In verità, ben pochi sono i punti di contatto tra lo sgangherato vate genovese e lo sfortunato conte di Aragona: Ernani incarna infatti, più di ogni altro personaggio animato dalle note di Verdi, la capacità di un popolo di lottare per farsi nazione, l’esaltazione dell’unità tra princeps e collettività, l’orgoglio dei tanti che scelsero la morte dell’eroe alla prospettiva di una vita macchiata dal disonore. Ernani è Venezia soffocata dal tacco austriaco; Ernani è “La Fenice” che esplode in un tripudio di coccarde tricolori al termine del coro dell’atto terzo, nella grandiosità di una Nazione che sorge radiante di gloria; Ernani sono i soldati in divisa bianca che sbandano sotto gli applausi di un branco di banditi, accecati, per una sera, dallo sconosciuto orgoglio di sentirsi Italiani; Ernani è Verdi che abbandona il teatro con un sorriso, forse consapevole di avere legato per sempre il suo nome ad un sogno. Ernani è Verdi, e Verdi è l’Italia.

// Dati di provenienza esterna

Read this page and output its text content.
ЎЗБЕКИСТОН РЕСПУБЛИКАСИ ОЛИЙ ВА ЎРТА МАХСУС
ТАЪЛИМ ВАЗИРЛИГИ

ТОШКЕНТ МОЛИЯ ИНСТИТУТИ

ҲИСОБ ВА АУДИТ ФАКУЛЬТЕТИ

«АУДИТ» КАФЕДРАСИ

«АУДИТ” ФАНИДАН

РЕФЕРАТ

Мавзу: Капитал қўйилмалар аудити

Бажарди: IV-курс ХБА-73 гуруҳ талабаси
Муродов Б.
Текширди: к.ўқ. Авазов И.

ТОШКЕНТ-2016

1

E allora, diviene ancor più necessario chiedere: caro Beppe, tu che pretendi di guidare una rivoluzione a colpi di tastiera; tu che, in quel che resta del tuo Movimento comandi, imponi e disponi; tu che descrivi l’Italia come un’arlecchinata di popoli di fatto privi di radice comune, hai mai ascoltato “Ernani”?

La risposta è: forse no. Se Grillo avesse ascoltato il coro del terzo atto, avrebbe forse sentito l’eco degli applausi de “La Fenice”, e avrebbe trovato nella forza di quelle note la radice comune che costituisce la ragione più autentica del nostro “essere popolo”, il vincolo fondante del nostro “stare insieme”.

No, Grillo non ha mai ascoltato Ernani, e piuttosto che vivere la luminosa fine dell’eroe tragico, rischia di affidare il momento conclusivo della sua esperienza politica da ad una scena differente: quella di un uomo solo nelle tenebre di un palcoscenico vuoto, abbandonato da cortigiani paludenti e nemici immaginari, schiacciato dal peso insopportabile della sua ultima maledizione. Un finale da buffone della sorte, più adatto a Rigoletto che a Ernani. Un finale da buffone della sorte: ma pur sempre un finale da melodramma.

Carlo Dore jr.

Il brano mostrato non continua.